Once you own a credit card it is your duty
to use it responsibly. If you are smart enough to handle your finances you can
take a full advantage of the perks and rewards the credit card company offers while
building a good credit standing without paying much in interest. However, if
you don’t know how to use your credit card responsibly you are more likely to
end up buried in the mountain of debts.
If you are paying high interest on your
credit card, here are 5 smart ways on how to reduce your credit card interest
rate:
1.
Use balance transfer credit cards to get a low-interest rate
If you have a good credit score, pays on
time and never went over the credit limit balance transfer is the best option for
you. In using balance transfer, you have to make sure that you have done a
thorough research and studied all possible options. Look and compare introductory interest rates
that the credit card offers. It is quite common to have a 0% introductory
interest rate for balance transfer and it usually lasts from 6 to 12 months.
See to it that you got a 0% introductory APR as well.
However, you have watch out for the
transfer fee. Transfer fee usually ranges from 3% to 5%. Take a closer look at
the standard interest rate. The standard interest rate is the interest rate you
have to pay when the introductory period lapses.
Make sure you pay attention to the standard
interest rate on the account. Always remember, although a 0% introductory
interest rate looks great, it doesn't last forever! The standard interest rate
will be the interest rate you pay once the introductory period expires. Make sure that the standard interest rate of
the new credit card is lesser than your old one, or else you will be paying
more rather than saving more.
2.
Negotiate for Lower Interest Rate
If you have a good credit standing,
negotiating for the lower interest rate is also a good option. Call the
customer service of the issuing bank. You can usually find the contact number
of the bank on the statement of account or in the back your credit card. If you
have been a long-time card holder and have a good credit score are likely to
have the chance to get lower interest rate.
When negotiating for lower interest rate,
always mention that you have received low-interest credit card offers from
competing banks. Most of credit card companies don’t want to lose their good
paying clients and will likely match the offer of the competing banks.
Negotiating for the lower interest rate is a viable credit card debt reduction strategy.
3.
Apply for Credit Card Financial Hardship Program
If you tried the options mentioned above
and was declined, you may try to apply for a credit card financial hardship
program. Most of the banks and credit card companies have financial hardship
team that is trained to handle financial analysis and creates viable debt reduction plan for their clients.

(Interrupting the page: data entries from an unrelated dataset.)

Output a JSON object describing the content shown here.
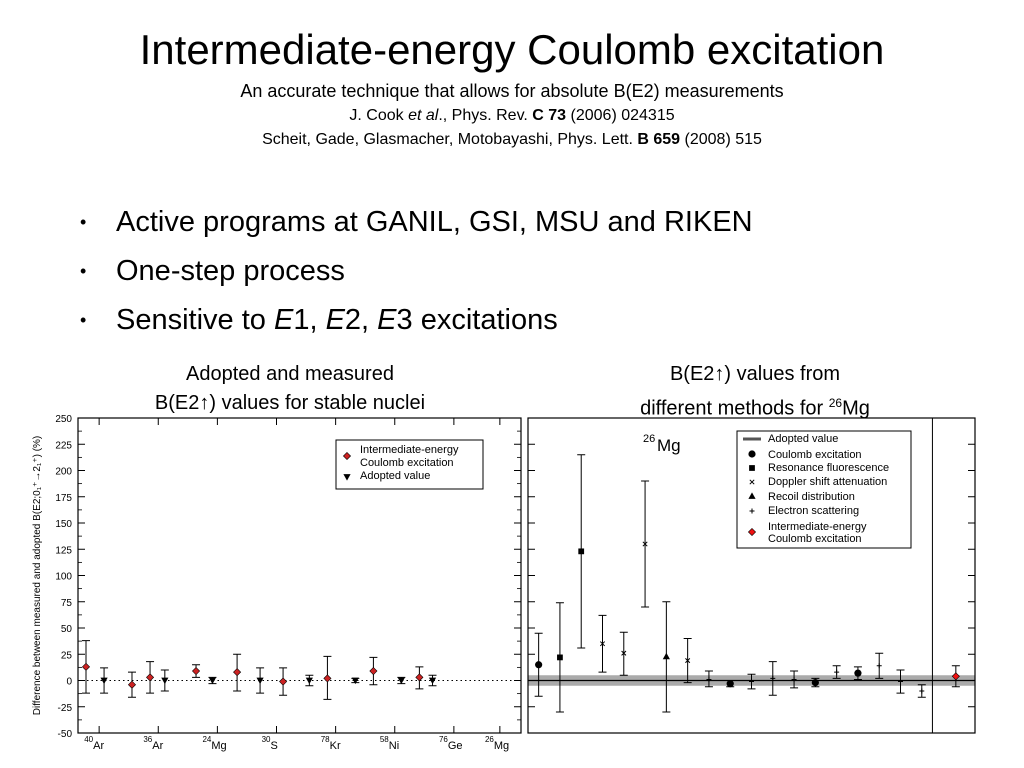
{
  "header": {
    "title": "Intermediate-energy Coulomb excitation",
    "subtitle": "An accurate technique that allows for absolute B(E2) measurements",
    "ref1_a": "J. Cook ",
    "ref1_b": "et al",
    "ref1_c": "., Phys. Rev. ",
    "ref1_d": "C 73",
    "ref1_e": " (2006) 024315",
    "ref2_a": "Scheit, Gade, Glasmacher, Motobayashi, Phys. Lett. ",
    "ref2_b": "B 659",
    "ref2_c": " (2008) 515"
  },
  "bullets": [
    {
      "text": "Active programs at GANIL, GSI, MSU and RIKEN"
    },
    {
      "text": "One-step process"
    },
    {
      "a": "Sensitive to ",
      "b": "E",
      "c": "1, ",
      "d": "E",
      "e": "2, ",
      "f": "E",
      "g": "3 excitations"
    }
  ],
  "left_caption": {
    "line1": "Adopted and measured",
    "line2": "B(E2↑) values for stable nuclei"
  },
  "right_caption": {
    "line1": "B(E2↑) values from",
    "line2a": "different methods for ",
    "line2_sup": "26",
    "line2b": "Mg"
  },
  "chart_data": [
    {
      "type": "scatter",
      "ylabel": "Difference between measured and adopted B(E2;0₁⁺→2₁⁺) (%)",
      "ylim": [
        -50,
        250
      ],
      "yticks": [
        -50,
        -25,
        0,
        25,
        50,
        75,
        100,
        125,
        150,
        175,
        200,
        225,
        250
      ],
      "ytick_labels": [
        "-50",
        "-25",
        "0",
        "25",
        "50",
        "75",
        "100",
        "125",
        "150",
        "175",
        "200",
        "225",
        "250"
      ],
      "xlim": [
        0,
        13
      ],
      "categories": [
        {
          "mass": "40",
          "symbol": "Ar",
          "x": 0.4
        },
        {
          "mass": "36",
          "symbol": "Ar",
          "x": 2.2
        },
        {
          "mass": "24",
          "symbol": "Mg",
          "x": 4.0
        },
        {
          "mass": "30",
          "symbol": "S",
          "x": 5.8
        },
        {
          "mass": "78",
          "symbol": "Kr",
          "x": 7.6
        },
        {
          "mass": "58",
          "symbol": "Ni",
          "x": 9.4
        },
        {
          "mass": "76",
          "symbol": "Ge",
          "x": 11.2
        },
        {
          "mass": "26",
          "symbol": "Mg",
          "x": 12.6
        }
      ],
      "legend": {
        "placement": "top-right",
        "entries": [
          "Intermediate-energy",
          "Coulomb excitation",
          "Adopted value"
        ]
      },
      "series": [
        {
          "name": "Intermediate-energy Coulomb excitation",
          "marker": "diamond",
          "color": "#cc2222",
          "points": [
            {
              "x": 0.0,
              "y": 13,
              "lo": -12,
              "hi": 38
            },
            {
              "x": 1.4,
              "y": -4,
              "lo": -16,
              "hi": 8
            },
            {
              "x": 1.95,
              "y": 3,
              "lo": -12,
              "hi": 18
            },
            {
              "x": 3.35,
              "y": 9,
              "lo": 3,
              "hi": 15
            },
            {
              "x": 4.6,
              "y": 8,
              "lo": -10,
              "hi": 25
            },
            {
              "x": 6.0,
              "y": -1,
              "lo": -14,
              "hi": 12
            },
            {
              "x": 7.35,
              "y": 2,
              "lo": -18,
              "hi": 23
            },
            {
              "x": 8.75,
              "y": 9,
              "lo": -4,
              "hi": 22
            },
            {
              "x": 10.15,
              "y": 3,
              "lo": -8,
              "hi": 13
            }
          ]
        },
        {
          "name": "Adopted value",
          "marker": "triangle-down",
          "color": "#000000",
          "points": [
            {
              "x": 0.55,
              "y": 0,
              "lo": -12,
              "hi": 12
            },
            {
              "x": 2.4,
              "y": 0,
              "lo": -10,
              "hi": 10
            },
            {
              "x": 3.85,
              "y": 0,
              "lo": -3,
              "hi": 3
            },
            {
              "x": 5.3,
              "y": 0,
              "lo": -12,
              "hi": 12
            },
            {
              "x": 6.8,
              "y": 0,
              "lo": -5,
              "hi": 5
            },
            {
              "x": 8.2,
              "y": 0,
              "lo": -2,
              "hi": 2
            },
            {
              "x": 9.6,
              "y": 0,
              "lo": -3,
              "hi": 3
            },
            {
              "x": 10.55,
              "y": 0,
              "lo": -5,
              "hi": 5
            }
          ]
        }
      ]
    },
    {
      "type": "scatter",
      "annotation_mass": "26",
      "annotation_symbol": "Mg",
      "ylim": [
        -50,
        250
      ],
      "xlim": [
        0,
        21
      ],
      "adopted_band": {
        "value": 0,
        "half_width": 5,
        "color": "#aaaaaa"
      },
      "divider_x": 19,
      "legend": {
        "placement": "top-right",
        "entries": [
          "Adopted value",
          "Coulomb excitation",
          "Resonance fluorescence",
          "Doppler shift attenuation",
          "Recoil distribution",
          "Electron scattering",
          "Intermediate-energy",
          "Coulomb excitation"
        ]
      },
      "series": [
        {
          "name": "Coulomb excitation",
          "marker": "circle",
          "color": "#000000",
          "points": [
            {
              "x": 0.5,
              "y": 15,
              "lo": -15,
              "hi": 45
            },
            {
              "x": 9.5,
              "y": -3,
              "lo": -6,
              "hi": 0
            },
            {
              "x": 13.5,
              "y": -2,
              "lo": -6,
              "hi": 2
            },
            {
              "x": 15.5,
              "y": 7,
              "lo": 1,
              "hi": 13
            }
          ]
        },
        {
          "name": "Resonance fluorescence",
          "marker": "square",
          "color": "#000000",
          "points": [
            {
              "x": 1.5,
              "y": 22,
              "lo": -30,
              "hi": 74
            },
            {
              "x": 2.5,
              "y": 123,
              "lo": 31,
              "hi": 215
            }
          ]
        },
        {
          "name": "Doppler shift attenuation",
          "marker": "x",
          "color": "#000000",
          "points": [
            {
              "x": 3.5,
              "y": 35,
              "lo": 8,
              "hi": 62
            },
            {
              "x": 4.5,
              "y": 26,
              "lo": 5,
              "hi": 46
            },
            {
              "x": 5.5,
              "y": 130,
              "lo": 70,
              "hi": 190
            },
            {
              "x": 7.5,
              "y": 19,
              "lo": -2,
              "hi": 40
            }
          ]
        },
        {
          "name": "Recoil distribution",
          "marker": "triangle",
          "color": "#000000",
          "points": [
            {
              "x": 6.5,
              "y": 23,
              "lo": -30,
              "hi": 75
            }
          ]
        },
        {
          "name": "Electron scattering",
          "marker": "plus",
          "color": "#000000",
          "points": [
            {
              "x": 8.5,
              "y": 1,
              "lo": -6,
              "hi": 9
            },
            {
              "x": 10.5,
              "y": -1,
              "lo": -8,
              "hi": 6
            },
            {
              "x": 11.5,
              "y": 2,
              "lo": -14,
              "hi": 18
            },
            {
              "x": 12.5,
              "y": 1,
              "lo": -7,
              "hi": 9
            },
            {
              "x": 14.5,
              "y": 8,
              "lo": 2,
              "hi": 14
            },
            {
              "x": 16.5,
              "y": 14,
              "lo": 2,
              "hi": 26
            },
            {
              "x": 17.5,
              "y": -1,
              "lo": -12,
              "hi": 10
            },
            {
              "x": 18.5,
              "y": -10,
              "lo": -16,
              "hi": -4
            }
          ]
        },
        {
          "name": "Intermediate-energy Coulomb excitation",
          "marker": "diamond",
          "color": "#ee1111",
          "points": [
            {
              "x": 20.1,
              "y": 4,
              "lo": -6,
              "hi": 14
            }
          ]
        }
      ]
    }
  ]
}
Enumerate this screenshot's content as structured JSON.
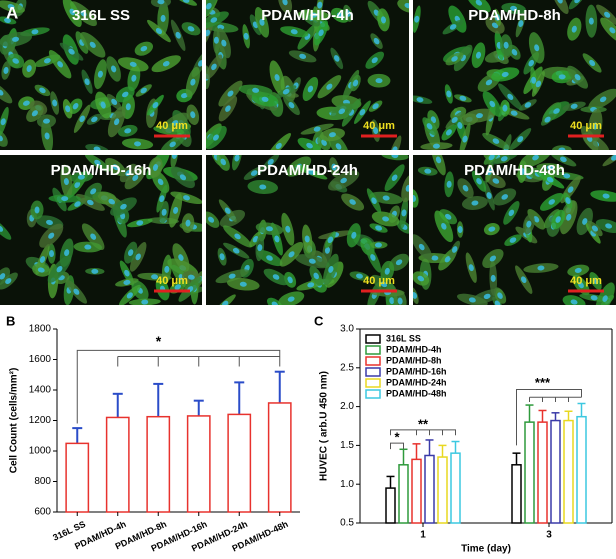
{
  "panel_a": {
    "label": "A",
    "images": [
      {
        "label": "316L SS",
        "scale_bar": "40 μm"
      },
      {
        "label": "PDAM/HD-4h",
        "scale_bar": "40 μm"
      },
      {
        "label": "PDAM/HD-8h",
        "scale_bar": "40 μm"
      },
      {
        "label": "PDAM/HD-16h",
        "scale_bar": "40 μm"
      },
      {
        "label": "PDAM/HD-24h",
        "scale_bar": "40 μm"
      },
      {
        "label": "PDAM/HD-48h",
        "scale_bar": "40 μm"
      }
    ]
  },
  "chart_data": [
    {
      "type": "bar",
      "panel_label": "B",
      "y_label": "Cell Count (cells/mm²)",
      "categories": [
        "316L SS",
        "PDAM/HD-4h",
        "PDAM/HD-8h",
        "PDAM/HD-16h",
        "PDAM/HD-24h",
        "PDAM/HD-48h"
      ],
      "values": [
        1050,
        1220,
        1225,
        1230,
        1240,
        1315
      ],
      "errors": [
        100,
        155,
        215,
        100,
        210,
        205
      ],
      "color": "#e8322d",
      "error_color": "#2a4cc8",
      "ylim": [
        600,
        1800
      ],
      "yticks": [
        600,
        800,
        1000,
        1200,
        1400,
        1600,
        1800
      ],
      "annotations": [
        "*"
      ]
    },
    {
      "type": "grouped_bar",
      "panel_label": "C",
      "y_label": "HUVEC ( arb.U 450 nm)",
      "x_label": "Time (day)",
      "categories": [
        "1",
        "3"
      ],
      "series": [
        {
          "name": "316L SS",
          "color": "#000000",
          "values": [
            0.95,
            1.25
          ],
          "errors": [
            0.15,
            0.15
          ]
        },
        {
          "name": "PDAM/HD-4h",
          "color": "#2e9a3c",
          "values": [
            1.25,
            1.8
          ],
          "errors": [
            0.2,
            0.22
          ]
        },
        {
          "name": "PDAM/HD-8h",
          "color": "#e8322d",
          "values": [
            1.32,
            1.8
          ],
          "errors": [
            0.2,
            0.15
          ]
        },
        {
          "name": "PDAM/HD-16h",
          "color": "#3a3aa8",
          "values": [
            1.37,
            1.82
          ],
          "errors": [
            0.2,
            0.1
          ]
        },
        {
          "name": "PDAM/HD-24h",
          "color": "#e8d820",
          "values": [
            1.35,
            1.82
          ],
          "errors": [
            0.15,
            0.12
          ]
        },
        {
          "name": "PDAM/HD-48h",
          "color": "#3cc8e0",
          "values": [
            1.4,
            1.87
          ],
          "errors": [
            0.15,
            0.17
          ]
        }
      ],
      "ylim": [
        0.5,
        3.0
      ],
      "yticks": [
        0.5,
        {
          "value": 1.0,
          "label": "1.0"
        },
        1.5,
        {
          "value": 2.0,
          "label": "2.0"
        },
        2.5,
        {
          "value": 3.0,
          "label": "3.0"
        }
      ],
      "legend": "upper left",
      "annotations": [
        "*",
        "**",
        "***"
      ]
    }
  ]
}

Depending on the severity of your financial situation, the company may be
willing reduce your interest rate.
4.
Debt Consolidation
If your financial situation is dire, and
there is no way you can afford a minimum payment of your credit card debt you
may want to consider debt consolidation. It is a form of debt refinancing where
you take out one loan to pay all your other loans consolidating your loan in
one just one lender. If you choose a right company to consolidate your debt, it
could greatly help you in righting your financial situation.
5.
Debt Settlement
If none of the other four options mentioned
works for you, and your financial situation is not getting any better, debt
settlement might help you to get back on track. Debt settlement plan is often
offered by for-profit companies. It is a process of negotiating with your
creditors to allow you to pay your debt in a lump sum payment in exchange for a
reduced overall debt. The debt settlement company will then collect a minimal
payment of your debt each month. This may sound ideal, but you have to be
careful in choosing a company to settle your debt because of there many who
have lost their property due to crook debt settlement company.